Mieux représenter les professionnels

Quelles sont donc les pistes de solution pour renforcer l’action collective au sein des syndicats de professionnel-les ? Parmi les facteurs qui la favorisent, on retrouve la remise en question de façon efficace de certaines mesures mises en place par les gestionnaires, ainsi qu’un accent mis sur des questions liées à la profession et à la formation.

Il est nécessaire, selon Mme Boivin, de maintenir le caractère démocratique du syndicat, incluant une représentation des femmes dans les instances décisionnelles, mais également par le maintien d’espaces de participation permettant l’implication des membres, de façon à ce qu’ils puissent conserver une influence sur les stratégies. Finalement, l’éducation et la mobilisation au niveau local sont des atouts à ne pas négliger pour maintenir un syndicalisme qui mise sur la solidarité au sein de cette catégorie de salariés.

Cette réflexion alimentera très certainement la vie de nos nouveaux secteurs découlant d’ailleurs d’une révision de nos structures visant à mieux organiser notre action collective.

Un peu d’histoire

La création de notre fédération coïncide avec la naissance du Code du travail et du droit à la syndicalisation des professionnels. Depuis, nous nous sommes renouvelés constamment afin de nous adapter à la réalité des professionnels au Québec, différente sur plusieurs plans de celle des milieux ouvriers traditionnels.

Depuis ses débuts, la participation des professionnels à la vie syndicale n’a rien de naturel, puisque ceux-ci sont surtout recherchés et embauchés pour leurs connaissances. Cependant, la professionnalisation du marché du travail fait en sorte que ce statut n’est plus une exception, mais devient de plus en plus la norme. La nécessité de se regrouper pour se donner une force collective devient peu à peu une évidence dans certains milieux.

Leur syndicalisation est surtout présente au sein des secteurs public et parapublic.

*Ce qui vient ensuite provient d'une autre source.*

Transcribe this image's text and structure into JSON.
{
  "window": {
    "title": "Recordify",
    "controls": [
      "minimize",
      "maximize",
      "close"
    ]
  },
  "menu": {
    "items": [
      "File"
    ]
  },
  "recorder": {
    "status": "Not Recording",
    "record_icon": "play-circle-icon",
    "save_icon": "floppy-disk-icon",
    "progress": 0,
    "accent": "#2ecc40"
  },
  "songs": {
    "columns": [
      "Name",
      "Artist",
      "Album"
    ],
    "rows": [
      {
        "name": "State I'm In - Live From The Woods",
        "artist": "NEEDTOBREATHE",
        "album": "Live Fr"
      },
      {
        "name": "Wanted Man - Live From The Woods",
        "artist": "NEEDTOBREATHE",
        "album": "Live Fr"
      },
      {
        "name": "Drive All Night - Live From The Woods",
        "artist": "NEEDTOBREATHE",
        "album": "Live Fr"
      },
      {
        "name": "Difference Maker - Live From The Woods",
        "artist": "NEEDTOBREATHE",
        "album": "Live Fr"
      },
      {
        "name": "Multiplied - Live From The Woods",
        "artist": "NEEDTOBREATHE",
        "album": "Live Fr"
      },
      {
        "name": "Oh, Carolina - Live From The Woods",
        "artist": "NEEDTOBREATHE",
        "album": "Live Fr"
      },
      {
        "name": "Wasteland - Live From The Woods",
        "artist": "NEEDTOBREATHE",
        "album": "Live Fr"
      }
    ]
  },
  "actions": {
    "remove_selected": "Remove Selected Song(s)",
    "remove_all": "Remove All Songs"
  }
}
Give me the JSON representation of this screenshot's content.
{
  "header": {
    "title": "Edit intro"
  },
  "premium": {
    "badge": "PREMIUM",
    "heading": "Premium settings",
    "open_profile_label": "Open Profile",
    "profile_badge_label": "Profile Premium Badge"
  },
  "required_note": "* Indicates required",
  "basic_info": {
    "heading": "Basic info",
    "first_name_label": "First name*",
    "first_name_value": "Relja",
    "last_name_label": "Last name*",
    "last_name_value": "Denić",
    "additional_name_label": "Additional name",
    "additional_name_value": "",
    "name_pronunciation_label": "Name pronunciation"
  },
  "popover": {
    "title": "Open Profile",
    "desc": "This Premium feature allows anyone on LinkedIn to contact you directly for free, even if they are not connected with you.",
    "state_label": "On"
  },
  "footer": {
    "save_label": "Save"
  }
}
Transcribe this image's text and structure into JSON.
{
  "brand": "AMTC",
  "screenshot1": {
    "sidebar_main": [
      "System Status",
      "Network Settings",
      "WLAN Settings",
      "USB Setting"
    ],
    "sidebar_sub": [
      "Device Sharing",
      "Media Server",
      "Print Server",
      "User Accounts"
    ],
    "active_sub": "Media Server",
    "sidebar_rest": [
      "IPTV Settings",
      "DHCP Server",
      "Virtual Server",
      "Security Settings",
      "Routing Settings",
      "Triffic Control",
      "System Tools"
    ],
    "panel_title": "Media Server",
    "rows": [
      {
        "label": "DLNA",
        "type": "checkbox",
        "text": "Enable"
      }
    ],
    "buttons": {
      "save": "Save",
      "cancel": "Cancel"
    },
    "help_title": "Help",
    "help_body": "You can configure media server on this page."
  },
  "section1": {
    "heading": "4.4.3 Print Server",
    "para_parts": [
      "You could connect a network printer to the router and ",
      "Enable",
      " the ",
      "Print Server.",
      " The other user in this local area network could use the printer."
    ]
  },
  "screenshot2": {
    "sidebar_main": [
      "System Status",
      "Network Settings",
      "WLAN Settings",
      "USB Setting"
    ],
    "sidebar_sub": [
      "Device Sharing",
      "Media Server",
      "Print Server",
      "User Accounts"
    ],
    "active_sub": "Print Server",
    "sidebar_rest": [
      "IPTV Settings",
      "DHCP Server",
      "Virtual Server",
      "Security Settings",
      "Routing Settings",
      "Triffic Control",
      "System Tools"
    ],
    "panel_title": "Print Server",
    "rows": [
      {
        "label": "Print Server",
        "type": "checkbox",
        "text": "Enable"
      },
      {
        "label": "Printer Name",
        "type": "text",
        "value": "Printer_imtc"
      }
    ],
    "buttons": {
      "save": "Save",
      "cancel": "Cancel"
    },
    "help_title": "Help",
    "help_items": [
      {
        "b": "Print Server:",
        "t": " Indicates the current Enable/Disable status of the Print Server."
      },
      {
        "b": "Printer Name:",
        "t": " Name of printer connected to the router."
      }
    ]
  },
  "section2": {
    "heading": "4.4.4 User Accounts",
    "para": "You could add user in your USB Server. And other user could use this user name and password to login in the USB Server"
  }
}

En dehors de ces milieux, elle est encore peu répandue, ce qui n’indique pas pour autant qu’ils n’y vivent pas une certaine détresse de manière isolée.

Caractéristiques du statut professionnel

La présentation visait notamment à répondre à cette question : à quoi ressemble un syndicalisme qui mise sur l’action collective, donc sur la solidarité, chez les professionnel-les, tout en prenant en compte ses spécificités ? Nous avons mentionné que l’expertise est au cœur de la particularité de cette catégorie de salariés. Il s’agit donc d’une particularité à défendre, tout comme l’autonomie professionnelle, une autre particularité. Mais il ne faut pas oublier l’engagement des professionnels à l’égard des services et de la clientèle et l’éthique. Finalement, la chercheure rappelle que l’identification à la profession est beaucoup plus forte que dans d’autres catégories d’emplois, une donnée dont il faut aussi tenir compte comme organisation syndicale. Il n’y a donc pas d’incompatibilité entre le statut de professionnel et le syndicalisme. Il s’agit seulement d’être à l’écoute des besoins des membres et de leur offrir une organisation à leur image.